Kalimat بسببٍ terdiri dari huruf jar ba’ (ب) yang pada umunya dimaknai dengan. Namun, dalam beberapa hal, menurut Abdul Munip huruf jar ini perlu diterjemahkan dengan ungkapan lain seperti karena, di, untuk, dan yaitu.[19] Bahkan Nur Mufid, dkk megatakan bahwa huruf jar ba’ (ب) dalam konteks kalimat tertentu harus diterjemahkan menjadi karena, di, untuk sebagai dan yaitu karena jika tidak demikian akan dapat merusak makna kalimat dan tidak dapat dimengerti.[20]
Kalimat berikutnya, سببٍ artinya adalah sebab, alasan, illat atau wasilah.[21] Huruf و biasanya diterjemahkan menjadi dan. Tetapi banyak konteks kalimat yang meghendaki huruf wawu diterje,mahkan menjadi maupun atau karena. Ia merupakan huruf athof (حرف العطف)[22].
Sedangkan kata ينعَدِم asalnya انعدم ينعدم  mengikuti wazan انفَعَل ينفَعِل dalam bentuk Tsulatsi Mazid al-Khumasi (الثلاثي المزيد الخماسي). Adapun lafadz yang mengikuti wazan ini hanya memiliki dua fa’idah, yaitu فعل لمطاوعة dan لمطاوعة أفعل قليلا. Maka, makna leksikal yang akan muncul adalah hilang, ketiadaan atau tidak ada.[23]

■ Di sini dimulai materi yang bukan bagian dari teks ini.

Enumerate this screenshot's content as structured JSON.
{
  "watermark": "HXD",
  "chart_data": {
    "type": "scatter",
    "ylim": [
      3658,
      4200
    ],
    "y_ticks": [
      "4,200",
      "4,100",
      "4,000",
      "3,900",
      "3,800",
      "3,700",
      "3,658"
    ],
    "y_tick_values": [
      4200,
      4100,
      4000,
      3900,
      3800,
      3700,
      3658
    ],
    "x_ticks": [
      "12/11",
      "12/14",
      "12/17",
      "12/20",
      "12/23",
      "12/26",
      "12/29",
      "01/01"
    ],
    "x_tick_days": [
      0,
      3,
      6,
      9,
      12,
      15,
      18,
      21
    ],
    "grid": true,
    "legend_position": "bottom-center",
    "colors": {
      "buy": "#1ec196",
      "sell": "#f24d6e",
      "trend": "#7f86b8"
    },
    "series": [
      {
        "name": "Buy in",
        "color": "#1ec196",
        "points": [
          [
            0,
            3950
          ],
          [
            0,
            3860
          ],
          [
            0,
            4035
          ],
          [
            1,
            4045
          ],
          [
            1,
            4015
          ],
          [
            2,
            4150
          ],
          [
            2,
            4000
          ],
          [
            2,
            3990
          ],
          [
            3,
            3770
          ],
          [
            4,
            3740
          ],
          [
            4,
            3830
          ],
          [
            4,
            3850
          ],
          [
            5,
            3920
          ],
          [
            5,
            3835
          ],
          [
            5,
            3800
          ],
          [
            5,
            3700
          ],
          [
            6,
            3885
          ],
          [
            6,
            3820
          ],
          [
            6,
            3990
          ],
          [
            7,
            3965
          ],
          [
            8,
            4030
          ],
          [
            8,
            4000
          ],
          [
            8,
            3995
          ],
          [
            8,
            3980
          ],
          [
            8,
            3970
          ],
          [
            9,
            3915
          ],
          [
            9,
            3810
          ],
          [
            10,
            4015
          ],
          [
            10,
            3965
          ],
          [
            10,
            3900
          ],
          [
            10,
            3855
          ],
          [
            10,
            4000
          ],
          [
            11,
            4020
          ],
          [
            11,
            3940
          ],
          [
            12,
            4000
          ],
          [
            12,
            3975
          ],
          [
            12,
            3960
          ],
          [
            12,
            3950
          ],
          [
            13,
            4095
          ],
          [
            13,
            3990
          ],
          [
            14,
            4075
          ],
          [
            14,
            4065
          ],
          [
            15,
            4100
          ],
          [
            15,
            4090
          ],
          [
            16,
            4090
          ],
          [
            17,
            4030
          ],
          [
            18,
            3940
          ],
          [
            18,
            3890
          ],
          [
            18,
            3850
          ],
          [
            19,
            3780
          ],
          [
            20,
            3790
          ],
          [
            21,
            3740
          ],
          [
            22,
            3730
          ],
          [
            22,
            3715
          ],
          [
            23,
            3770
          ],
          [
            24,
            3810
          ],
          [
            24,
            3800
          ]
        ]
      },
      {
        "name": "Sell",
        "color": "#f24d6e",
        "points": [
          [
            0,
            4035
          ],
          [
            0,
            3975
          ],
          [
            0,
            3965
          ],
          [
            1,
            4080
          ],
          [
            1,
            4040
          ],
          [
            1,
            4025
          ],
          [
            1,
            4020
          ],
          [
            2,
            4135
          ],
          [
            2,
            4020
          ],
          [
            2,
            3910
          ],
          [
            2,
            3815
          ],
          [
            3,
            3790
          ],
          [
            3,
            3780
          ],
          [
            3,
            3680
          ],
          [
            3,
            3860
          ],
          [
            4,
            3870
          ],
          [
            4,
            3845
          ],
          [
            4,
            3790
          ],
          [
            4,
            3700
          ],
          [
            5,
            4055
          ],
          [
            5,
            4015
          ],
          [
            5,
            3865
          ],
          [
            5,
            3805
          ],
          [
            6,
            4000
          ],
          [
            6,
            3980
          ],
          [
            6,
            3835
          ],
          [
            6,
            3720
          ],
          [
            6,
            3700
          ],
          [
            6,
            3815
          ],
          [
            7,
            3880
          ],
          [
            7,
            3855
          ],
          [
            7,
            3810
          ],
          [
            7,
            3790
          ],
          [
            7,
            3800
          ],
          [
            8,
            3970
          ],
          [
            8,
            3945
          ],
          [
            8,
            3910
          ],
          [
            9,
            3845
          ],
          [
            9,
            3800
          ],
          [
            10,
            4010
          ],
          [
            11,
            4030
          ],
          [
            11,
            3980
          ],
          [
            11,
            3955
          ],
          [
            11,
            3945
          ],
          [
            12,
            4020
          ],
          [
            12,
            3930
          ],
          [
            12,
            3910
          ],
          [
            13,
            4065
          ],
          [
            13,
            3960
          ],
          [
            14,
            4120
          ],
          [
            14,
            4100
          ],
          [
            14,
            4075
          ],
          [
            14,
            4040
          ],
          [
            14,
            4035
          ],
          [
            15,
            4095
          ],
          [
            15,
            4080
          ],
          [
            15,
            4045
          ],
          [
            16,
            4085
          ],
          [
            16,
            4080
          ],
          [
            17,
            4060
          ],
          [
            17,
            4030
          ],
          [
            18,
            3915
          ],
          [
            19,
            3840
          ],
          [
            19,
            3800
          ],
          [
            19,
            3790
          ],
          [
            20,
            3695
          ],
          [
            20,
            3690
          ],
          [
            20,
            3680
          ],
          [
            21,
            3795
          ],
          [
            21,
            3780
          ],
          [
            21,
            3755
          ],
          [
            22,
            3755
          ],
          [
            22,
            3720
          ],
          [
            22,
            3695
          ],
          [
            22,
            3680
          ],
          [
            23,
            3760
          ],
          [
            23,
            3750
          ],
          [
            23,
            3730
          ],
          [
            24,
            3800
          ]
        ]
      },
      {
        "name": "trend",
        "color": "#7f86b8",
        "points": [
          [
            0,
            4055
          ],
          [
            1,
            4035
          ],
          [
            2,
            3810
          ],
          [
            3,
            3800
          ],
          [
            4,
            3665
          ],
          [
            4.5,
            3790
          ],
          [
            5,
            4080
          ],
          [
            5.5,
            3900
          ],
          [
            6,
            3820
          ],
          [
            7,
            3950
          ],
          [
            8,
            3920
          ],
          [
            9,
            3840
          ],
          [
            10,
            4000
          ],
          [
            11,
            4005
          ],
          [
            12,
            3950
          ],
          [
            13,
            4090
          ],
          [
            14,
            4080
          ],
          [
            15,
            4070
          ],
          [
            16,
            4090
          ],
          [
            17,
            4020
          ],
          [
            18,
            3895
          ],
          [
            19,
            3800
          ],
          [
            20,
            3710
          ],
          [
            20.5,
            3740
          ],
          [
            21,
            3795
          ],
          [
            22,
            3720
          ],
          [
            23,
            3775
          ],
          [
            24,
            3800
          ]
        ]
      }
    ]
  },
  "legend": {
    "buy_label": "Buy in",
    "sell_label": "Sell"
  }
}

Jumlah (baca: kalimat) وأن لا ينعَدِم إلاّ بسَبَب diterjemahkan menjadi “Begitu pula, bahwa Ia tidak mungkin tidak ada kecuali dengan sesuatu sebab juga.” Kata Begitu pula hanya merupakan tambahan. Menurut Abdul Munip, cara ini diperbolehkan (bahkan diharuskan) karena merupakan salah satu strategi penerjemahan yang sifatnya hanya menambah kata-kata tertentu di dalam bahasa sasaran. Tentunya, memang dikehendaki oleh struktur bahasa sasaran.[24] Teknik penerjemahan yang digunakan dalam kalimat ini sama dengan yang di atas, yaitu teknik literal translation (al-Tarjamah al-Harfiyah).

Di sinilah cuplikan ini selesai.